Summer is a time for mellow, fun music and so I thought I’d recommend this recent indie rock release, Kiss Yr Frenemies by Illuminati Hotties. It follows the same sort of jangly-yet-catchy fuzz guitars and snarky-yet-earnest lyrics as bands like Waxahatchee, Girlpool, and Diet Cig. Just a fun album to put on while you’re cruising along on a road trip this summer. Check out their Bandcamp page for a listen and a fun video of their single “(You’re Better) Than Ever”.
So my inaugural anime recommendation is an unappreciated gem called School Live!, based on the manga by Norimitsu Kaiho. The first episode begins with a seemingly normal school girl named Yuki Takeya going about her seemingly normal school day. Except for some reason, she lives at the school and she has a dog that follows her around, which no one else seems to notice except the fellow members of her afterschool school club called “School Living Club”, who also live at the school for some reason that is not explained. What’s more, those other members of the group often have odd reactions when Yuki tries to involve them in conversations with her other friends.

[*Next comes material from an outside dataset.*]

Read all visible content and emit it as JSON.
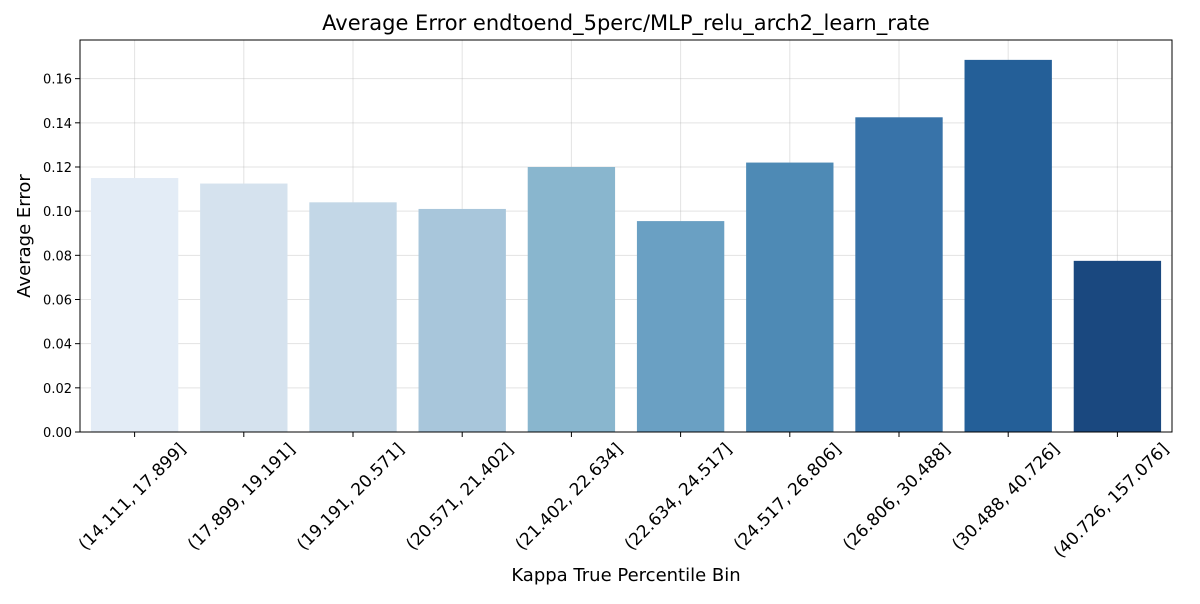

It isn’t until the very end of the first episode that you understand that everything until that point has been seen through Yuki’s delusional eyes. The school is not nice and clean, nor is it filled with happy students and teachers. A zombie plague has taken out most of the population of Japan, and School Living Club is a small group of survivors holed up in the otherwise abandoned school while zombies shamble around the playground and parking lot outside. All of the other students that Yuki has been talking to died horribly weeks ago. And so the story pivots hard from charming school comedy to horror survival in a single, breathtaking moment. I don’t mind spoiling that for you, because really it’s the hook for the show, and there are many more twists in later episodes that are even more upsetting.
Ultimately, unlike The Walking Dead, which is mostly a show about how awful situations make people awful, School-Live! tries to find the goodness that can be revealed in people during the worst that life can offer. It is not a show of unending horror. In fact, most of the time it remains sweet and charming. And that makes the horrific moments all the more impactful.
Well? How was that? It won't be anime every time. It might be comics, or video games, or something else entirely. But it felt good to get some of that down in cogent thought, and I hope it was at least a little intriguing. I'm pretty sure you can watch the show on most streaming platforms.